Spread Update and Grain Moves
June 23rd, 2009 Posted in Uncategorized | No Comments »The LHN9 / LHZ9 spread is clearly taking some heat. The backspreads had worked quite well up until a couple of weeks ago. Now it appears that liquidation of those backspreads is overwhelming. The recommendation was made to initially risk 3 cents, and we're now about half way there. Critical support, in my opinion, comes in around 2.25 on the spread. We basically ended up right on that support at day's end today. So we'll see what the next few days bring. I'd really be surprised to not see a bounce, but this is why risk must be defined entering into a trade.
Wheat harvest is in full swing, thus the inability of wheat to rally today even with soybeans up over 20 cents. Corn was having a hard time rallying on its own with the wheat under pressure. Old crop Soybeans rallied today as if there was still some old-fashioned rationing to be done.
While the hogs struggled today, both live and feeder cattle posted gains. Live cattle are not wasting much time puching up toward the high end of the long-term trading range it has been in. Feeder cattle are encouraged by the recent pull-back in grain prices.

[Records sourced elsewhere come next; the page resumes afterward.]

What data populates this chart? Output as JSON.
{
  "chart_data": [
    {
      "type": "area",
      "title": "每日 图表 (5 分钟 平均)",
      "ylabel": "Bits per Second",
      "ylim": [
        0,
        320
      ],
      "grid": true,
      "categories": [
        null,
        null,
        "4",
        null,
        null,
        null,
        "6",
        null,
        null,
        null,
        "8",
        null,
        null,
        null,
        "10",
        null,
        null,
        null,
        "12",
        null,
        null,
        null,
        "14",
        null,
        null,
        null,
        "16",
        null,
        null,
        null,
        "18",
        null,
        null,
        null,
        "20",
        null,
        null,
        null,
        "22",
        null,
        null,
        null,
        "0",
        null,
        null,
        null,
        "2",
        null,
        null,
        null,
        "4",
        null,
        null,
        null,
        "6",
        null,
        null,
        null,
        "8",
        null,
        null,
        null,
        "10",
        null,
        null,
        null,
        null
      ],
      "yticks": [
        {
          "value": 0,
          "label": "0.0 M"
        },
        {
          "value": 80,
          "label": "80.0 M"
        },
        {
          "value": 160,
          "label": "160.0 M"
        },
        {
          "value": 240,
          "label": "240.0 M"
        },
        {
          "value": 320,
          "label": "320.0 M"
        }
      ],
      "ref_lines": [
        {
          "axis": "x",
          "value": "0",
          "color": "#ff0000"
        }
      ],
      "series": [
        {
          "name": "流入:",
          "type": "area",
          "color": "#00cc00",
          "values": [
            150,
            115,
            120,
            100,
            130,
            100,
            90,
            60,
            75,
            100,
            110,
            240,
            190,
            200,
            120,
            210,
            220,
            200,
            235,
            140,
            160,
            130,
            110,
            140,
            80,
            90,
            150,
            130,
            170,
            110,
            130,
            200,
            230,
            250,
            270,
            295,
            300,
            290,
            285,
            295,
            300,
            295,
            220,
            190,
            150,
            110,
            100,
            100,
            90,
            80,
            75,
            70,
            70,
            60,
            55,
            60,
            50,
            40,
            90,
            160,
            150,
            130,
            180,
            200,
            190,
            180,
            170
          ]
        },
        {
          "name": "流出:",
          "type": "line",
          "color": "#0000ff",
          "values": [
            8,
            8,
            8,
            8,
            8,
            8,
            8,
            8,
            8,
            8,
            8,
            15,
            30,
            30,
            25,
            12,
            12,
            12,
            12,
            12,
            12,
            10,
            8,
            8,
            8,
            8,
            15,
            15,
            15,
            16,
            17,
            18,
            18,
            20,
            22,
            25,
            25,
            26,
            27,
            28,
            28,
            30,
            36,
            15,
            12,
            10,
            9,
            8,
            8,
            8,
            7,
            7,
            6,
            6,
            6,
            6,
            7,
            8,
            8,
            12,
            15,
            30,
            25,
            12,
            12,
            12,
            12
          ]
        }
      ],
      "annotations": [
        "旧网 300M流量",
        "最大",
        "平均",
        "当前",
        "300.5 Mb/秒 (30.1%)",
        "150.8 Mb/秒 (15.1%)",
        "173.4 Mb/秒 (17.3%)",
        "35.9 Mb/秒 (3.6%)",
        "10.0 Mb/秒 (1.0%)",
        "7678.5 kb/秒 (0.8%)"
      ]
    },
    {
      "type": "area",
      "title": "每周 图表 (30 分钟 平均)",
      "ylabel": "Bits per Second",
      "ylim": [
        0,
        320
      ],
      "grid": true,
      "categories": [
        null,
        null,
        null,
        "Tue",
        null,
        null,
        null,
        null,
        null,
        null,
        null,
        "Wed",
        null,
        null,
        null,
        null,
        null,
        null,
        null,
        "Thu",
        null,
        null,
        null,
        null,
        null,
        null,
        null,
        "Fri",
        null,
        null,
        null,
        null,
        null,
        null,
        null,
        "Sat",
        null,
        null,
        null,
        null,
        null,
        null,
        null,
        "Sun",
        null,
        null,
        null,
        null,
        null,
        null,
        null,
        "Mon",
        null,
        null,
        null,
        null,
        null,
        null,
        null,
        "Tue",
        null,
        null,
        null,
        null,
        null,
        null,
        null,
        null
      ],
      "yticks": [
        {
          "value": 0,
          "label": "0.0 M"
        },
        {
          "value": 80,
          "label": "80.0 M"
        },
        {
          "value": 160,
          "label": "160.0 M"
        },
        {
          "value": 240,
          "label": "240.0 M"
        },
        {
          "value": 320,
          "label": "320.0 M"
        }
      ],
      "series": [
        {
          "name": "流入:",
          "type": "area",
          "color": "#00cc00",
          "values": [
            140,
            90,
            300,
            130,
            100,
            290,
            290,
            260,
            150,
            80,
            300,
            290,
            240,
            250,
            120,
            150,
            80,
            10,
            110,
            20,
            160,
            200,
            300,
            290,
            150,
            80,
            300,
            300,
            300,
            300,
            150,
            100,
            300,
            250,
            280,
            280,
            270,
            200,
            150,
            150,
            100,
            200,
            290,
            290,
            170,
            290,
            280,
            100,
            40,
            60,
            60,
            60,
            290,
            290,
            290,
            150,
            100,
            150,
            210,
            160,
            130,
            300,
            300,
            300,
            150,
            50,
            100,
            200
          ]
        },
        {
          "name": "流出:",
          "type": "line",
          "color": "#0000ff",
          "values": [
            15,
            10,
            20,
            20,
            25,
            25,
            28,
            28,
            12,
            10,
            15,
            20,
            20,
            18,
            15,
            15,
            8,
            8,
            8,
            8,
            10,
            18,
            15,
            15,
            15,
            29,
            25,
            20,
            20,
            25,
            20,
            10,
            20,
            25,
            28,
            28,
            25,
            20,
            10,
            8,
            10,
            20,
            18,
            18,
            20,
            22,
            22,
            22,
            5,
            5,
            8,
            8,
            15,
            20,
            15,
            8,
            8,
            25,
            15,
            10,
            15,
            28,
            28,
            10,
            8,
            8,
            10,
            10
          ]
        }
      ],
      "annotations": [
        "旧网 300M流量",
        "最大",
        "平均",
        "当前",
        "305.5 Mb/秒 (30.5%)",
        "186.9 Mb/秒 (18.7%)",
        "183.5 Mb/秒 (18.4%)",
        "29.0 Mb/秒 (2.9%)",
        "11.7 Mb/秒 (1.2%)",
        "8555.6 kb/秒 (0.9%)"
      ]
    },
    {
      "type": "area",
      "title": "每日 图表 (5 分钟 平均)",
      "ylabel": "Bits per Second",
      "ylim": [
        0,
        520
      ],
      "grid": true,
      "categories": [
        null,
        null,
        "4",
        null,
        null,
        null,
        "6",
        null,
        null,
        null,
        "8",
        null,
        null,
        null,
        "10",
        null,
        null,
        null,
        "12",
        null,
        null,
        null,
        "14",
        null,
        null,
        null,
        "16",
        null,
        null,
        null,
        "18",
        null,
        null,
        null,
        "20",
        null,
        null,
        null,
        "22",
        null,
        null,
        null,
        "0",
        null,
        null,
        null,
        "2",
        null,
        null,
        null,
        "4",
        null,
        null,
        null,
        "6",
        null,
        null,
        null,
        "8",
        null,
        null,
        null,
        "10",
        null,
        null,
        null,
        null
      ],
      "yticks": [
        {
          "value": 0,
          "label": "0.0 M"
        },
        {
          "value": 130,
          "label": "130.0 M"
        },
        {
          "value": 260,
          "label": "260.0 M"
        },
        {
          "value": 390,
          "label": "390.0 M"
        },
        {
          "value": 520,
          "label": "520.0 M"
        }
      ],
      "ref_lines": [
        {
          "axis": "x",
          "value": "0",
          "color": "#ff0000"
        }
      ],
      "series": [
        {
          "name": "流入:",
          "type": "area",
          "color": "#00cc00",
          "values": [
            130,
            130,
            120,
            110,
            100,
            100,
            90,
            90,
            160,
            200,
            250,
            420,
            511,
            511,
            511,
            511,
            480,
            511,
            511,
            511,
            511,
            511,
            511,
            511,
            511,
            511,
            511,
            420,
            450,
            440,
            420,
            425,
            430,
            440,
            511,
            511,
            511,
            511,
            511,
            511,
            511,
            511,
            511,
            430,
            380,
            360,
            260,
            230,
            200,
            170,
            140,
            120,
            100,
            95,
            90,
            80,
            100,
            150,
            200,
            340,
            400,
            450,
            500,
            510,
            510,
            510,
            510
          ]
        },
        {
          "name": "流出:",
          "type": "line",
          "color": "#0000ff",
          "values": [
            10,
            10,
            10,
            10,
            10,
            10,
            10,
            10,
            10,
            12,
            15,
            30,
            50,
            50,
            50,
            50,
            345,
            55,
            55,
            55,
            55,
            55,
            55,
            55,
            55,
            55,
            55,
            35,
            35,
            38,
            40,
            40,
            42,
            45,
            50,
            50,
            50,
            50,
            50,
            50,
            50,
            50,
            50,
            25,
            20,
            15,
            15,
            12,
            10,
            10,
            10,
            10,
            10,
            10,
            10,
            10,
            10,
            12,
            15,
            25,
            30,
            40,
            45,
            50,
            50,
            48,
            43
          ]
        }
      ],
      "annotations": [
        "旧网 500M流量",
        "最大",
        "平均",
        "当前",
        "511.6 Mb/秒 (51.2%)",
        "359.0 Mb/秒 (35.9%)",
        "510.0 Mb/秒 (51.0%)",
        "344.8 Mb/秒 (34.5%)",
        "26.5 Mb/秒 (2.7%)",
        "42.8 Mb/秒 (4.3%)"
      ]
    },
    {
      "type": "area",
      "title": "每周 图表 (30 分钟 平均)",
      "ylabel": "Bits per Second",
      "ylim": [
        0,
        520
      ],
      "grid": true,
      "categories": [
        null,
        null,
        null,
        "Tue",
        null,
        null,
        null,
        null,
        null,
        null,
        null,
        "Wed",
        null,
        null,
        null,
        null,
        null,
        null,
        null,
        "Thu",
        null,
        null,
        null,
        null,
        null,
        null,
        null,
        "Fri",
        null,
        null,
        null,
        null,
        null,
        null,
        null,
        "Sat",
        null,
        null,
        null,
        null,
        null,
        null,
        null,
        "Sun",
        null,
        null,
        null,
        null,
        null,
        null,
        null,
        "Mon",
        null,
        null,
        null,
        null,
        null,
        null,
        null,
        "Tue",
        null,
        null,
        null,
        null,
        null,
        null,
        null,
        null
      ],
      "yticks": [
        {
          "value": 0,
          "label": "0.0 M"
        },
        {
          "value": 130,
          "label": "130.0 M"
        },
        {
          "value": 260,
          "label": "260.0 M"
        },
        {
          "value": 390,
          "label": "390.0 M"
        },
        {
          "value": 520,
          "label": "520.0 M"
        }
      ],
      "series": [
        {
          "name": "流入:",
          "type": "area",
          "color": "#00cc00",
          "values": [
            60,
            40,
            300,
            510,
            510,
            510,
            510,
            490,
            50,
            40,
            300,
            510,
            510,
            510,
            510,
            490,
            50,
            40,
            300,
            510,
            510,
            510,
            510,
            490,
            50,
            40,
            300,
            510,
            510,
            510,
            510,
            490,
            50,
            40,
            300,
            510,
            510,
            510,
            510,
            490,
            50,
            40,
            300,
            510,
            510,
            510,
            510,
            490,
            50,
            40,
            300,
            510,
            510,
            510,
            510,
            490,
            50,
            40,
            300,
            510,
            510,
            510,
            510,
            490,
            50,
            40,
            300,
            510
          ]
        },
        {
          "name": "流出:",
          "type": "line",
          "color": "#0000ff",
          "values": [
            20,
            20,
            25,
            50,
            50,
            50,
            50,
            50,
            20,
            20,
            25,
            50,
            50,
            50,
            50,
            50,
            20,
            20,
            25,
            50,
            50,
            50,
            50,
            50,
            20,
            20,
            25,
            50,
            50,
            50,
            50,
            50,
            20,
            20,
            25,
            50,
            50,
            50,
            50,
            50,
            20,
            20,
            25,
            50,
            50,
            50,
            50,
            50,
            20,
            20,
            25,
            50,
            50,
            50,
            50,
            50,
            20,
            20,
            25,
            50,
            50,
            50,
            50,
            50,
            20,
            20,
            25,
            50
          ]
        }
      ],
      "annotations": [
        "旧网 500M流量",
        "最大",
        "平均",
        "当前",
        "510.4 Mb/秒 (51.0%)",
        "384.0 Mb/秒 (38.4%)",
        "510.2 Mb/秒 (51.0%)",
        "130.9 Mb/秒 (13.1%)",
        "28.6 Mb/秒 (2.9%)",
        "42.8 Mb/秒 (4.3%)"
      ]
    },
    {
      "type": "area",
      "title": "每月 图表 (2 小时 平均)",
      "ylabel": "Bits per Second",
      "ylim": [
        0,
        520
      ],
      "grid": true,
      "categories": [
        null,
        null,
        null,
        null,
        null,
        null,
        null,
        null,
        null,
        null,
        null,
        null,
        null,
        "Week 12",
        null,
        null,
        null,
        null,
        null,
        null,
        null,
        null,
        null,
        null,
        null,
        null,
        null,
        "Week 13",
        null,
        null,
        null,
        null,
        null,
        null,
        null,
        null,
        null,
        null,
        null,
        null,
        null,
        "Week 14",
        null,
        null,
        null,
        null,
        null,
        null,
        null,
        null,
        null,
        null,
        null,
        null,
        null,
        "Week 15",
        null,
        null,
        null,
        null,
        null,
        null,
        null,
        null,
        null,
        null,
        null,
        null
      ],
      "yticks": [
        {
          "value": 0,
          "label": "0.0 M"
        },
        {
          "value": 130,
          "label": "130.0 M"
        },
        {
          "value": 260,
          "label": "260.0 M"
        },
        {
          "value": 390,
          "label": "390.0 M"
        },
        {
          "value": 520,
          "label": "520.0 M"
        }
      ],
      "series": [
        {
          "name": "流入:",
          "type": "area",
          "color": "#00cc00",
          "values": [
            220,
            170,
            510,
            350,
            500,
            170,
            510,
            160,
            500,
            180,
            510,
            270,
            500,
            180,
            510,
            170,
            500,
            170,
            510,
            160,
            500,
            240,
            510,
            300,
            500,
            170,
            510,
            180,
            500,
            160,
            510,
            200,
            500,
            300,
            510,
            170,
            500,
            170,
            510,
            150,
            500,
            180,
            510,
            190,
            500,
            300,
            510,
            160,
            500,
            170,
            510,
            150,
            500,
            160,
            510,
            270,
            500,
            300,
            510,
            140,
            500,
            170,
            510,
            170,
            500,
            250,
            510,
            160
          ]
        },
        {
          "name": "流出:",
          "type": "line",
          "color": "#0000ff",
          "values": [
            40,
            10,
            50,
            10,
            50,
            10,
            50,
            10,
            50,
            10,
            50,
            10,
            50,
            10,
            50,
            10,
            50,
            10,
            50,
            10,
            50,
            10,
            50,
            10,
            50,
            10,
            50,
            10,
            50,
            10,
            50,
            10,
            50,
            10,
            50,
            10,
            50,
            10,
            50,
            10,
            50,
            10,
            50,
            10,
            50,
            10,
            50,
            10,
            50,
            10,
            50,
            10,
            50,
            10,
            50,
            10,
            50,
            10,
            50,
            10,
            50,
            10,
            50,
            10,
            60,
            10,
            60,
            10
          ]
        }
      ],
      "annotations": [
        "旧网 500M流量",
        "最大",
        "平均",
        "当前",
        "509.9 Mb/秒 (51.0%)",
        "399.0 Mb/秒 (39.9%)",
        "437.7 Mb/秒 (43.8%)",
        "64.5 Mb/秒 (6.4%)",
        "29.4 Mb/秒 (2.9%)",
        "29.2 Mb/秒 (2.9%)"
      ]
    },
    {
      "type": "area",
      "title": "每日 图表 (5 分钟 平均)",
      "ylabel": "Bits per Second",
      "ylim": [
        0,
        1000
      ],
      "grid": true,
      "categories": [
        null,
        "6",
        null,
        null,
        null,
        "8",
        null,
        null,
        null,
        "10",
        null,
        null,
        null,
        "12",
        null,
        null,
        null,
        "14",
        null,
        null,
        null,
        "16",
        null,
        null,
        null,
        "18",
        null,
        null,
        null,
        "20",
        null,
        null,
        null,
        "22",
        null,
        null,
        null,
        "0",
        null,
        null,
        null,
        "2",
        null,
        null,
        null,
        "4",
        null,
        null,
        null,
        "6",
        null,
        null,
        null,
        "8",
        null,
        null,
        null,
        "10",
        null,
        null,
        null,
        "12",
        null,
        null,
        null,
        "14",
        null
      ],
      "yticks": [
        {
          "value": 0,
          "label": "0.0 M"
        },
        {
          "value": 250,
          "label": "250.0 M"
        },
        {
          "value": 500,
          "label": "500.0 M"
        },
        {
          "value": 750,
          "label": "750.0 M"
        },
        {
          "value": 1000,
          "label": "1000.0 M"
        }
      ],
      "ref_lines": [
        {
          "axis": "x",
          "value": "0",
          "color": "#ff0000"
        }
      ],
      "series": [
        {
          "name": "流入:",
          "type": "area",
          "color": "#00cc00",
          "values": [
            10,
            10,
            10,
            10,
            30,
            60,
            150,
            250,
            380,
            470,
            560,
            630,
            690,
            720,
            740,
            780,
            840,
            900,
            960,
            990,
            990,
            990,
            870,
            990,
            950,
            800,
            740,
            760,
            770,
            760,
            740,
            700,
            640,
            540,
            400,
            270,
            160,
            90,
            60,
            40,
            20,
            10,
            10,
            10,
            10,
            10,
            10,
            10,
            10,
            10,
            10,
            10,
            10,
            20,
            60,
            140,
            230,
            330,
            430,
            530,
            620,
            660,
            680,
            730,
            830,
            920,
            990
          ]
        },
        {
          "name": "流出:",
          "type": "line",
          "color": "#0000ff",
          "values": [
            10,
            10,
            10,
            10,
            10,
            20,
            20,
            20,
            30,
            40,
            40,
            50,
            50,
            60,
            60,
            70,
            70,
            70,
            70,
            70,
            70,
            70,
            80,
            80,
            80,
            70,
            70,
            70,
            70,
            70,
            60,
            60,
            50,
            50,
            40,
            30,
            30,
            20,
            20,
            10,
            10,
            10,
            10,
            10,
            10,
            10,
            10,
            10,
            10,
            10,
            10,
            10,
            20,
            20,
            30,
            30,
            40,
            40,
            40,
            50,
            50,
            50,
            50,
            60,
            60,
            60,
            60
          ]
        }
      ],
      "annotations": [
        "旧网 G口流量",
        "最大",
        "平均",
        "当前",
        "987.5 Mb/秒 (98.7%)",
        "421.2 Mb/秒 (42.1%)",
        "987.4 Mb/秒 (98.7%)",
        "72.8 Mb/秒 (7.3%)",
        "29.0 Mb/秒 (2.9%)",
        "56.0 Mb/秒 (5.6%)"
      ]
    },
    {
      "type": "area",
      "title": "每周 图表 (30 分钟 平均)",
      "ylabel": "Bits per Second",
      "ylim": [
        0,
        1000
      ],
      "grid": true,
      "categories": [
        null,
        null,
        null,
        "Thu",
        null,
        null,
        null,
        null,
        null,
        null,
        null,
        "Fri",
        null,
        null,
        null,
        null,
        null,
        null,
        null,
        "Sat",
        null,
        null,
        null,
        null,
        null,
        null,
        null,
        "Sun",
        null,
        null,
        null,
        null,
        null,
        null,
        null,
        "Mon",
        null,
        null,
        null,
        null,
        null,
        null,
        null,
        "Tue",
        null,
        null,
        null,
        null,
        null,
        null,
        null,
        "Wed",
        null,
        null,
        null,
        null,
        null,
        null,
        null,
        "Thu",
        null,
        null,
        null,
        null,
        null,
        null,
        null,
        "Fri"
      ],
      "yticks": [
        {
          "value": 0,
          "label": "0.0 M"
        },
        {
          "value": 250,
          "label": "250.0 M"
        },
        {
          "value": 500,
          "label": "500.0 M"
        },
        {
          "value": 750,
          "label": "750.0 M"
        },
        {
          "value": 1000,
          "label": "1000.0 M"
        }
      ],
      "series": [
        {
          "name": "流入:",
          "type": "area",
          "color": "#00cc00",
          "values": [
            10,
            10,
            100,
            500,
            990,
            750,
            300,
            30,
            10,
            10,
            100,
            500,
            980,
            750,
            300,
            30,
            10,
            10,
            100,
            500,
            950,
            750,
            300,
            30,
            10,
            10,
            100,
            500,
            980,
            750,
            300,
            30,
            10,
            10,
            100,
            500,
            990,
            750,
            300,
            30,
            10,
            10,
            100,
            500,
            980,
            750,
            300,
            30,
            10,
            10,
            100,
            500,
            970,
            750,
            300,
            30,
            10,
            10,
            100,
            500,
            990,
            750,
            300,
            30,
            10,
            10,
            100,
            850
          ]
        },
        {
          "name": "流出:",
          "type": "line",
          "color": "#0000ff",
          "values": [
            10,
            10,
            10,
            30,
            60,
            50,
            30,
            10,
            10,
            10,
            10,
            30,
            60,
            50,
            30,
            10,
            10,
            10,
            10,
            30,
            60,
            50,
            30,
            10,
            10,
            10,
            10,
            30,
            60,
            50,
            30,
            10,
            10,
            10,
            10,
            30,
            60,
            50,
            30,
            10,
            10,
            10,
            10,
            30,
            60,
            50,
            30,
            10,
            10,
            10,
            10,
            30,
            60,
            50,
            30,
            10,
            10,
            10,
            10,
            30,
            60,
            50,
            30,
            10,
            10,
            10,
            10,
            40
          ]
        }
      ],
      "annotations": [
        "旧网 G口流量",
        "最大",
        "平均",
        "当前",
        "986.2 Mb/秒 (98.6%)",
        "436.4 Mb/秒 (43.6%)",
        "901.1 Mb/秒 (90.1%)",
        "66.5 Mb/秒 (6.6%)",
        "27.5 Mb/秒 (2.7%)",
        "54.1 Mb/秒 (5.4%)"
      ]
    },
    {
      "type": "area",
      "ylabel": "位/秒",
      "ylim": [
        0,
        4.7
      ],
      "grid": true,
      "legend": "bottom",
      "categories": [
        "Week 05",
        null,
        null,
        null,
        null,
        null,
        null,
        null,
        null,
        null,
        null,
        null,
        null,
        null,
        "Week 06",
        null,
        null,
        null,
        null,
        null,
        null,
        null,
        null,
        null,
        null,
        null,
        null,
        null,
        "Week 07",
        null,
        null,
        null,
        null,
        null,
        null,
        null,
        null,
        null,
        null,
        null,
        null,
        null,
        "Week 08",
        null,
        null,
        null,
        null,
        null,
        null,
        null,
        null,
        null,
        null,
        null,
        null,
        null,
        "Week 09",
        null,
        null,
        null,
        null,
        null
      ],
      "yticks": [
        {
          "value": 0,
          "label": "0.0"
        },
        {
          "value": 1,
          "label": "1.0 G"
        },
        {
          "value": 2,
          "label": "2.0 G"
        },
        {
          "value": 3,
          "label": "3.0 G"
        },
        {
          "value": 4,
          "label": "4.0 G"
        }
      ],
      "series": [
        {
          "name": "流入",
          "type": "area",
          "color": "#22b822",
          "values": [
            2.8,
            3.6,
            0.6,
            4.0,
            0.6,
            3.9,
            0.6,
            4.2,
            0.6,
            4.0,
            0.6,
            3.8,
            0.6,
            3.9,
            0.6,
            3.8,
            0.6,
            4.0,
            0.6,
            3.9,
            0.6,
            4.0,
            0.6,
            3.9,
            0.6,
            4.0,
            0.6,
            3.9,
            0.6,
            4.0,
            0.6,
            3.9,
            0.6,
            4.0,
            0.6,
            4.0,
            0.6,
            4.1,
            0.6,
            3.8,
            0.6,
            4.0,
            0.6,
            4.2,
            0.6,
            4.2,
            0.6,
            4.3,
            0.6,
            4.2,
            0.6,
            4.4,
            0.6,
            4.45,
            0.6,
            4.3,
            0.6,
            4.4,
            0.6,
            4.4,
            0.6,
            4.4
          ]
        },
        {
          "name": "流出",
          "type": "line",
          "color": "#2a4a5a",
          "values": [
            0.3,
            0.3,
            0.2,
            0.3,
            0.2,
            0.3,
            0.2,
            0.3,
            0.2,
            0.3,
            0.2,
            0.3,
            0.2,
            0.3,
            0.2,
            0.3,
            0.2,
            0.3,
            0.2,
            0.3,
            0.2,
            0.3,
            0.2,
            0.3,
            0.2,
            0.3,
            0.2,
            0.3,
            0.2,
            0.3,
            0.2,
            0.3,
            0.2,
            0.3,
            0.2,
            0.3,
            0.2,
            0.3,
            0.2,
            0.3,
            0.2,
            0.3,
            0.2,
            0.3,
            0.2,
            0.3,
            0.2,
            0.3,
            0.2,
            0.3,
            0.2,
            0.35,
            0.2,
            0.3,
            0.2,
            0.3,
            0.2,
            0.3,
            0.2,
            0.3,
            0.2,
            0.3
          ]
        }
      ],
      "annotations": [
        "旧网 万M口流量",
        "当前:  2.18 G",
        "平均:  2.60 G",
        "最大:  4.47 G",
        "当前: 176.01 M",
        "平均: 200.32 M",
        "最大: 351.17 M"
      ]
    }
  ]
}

The dollar index broke 100+ points today, and gold followed inversely by rallying $5.50/oz.
We're half way done with a 2-day FOMC meeting, an announcement from which would be expected tomorrow afternoon at around 1:15pm Chicago time. Ahead of which, no portion of the yield curve posted losses today. Eurodollar, 2-yr., 5-yr., 10-yr., & long-bond futures all rallied -- with the farther end of the curve rallying the most.
I've been doing some work to paint a picture of what's been occurring in the shorter-term dated interest rate futures contracts. I'm not sure if the recent rally in rates was a head fake or a shot across the bow. Perhaps you can chime in with an opinion when I post that post.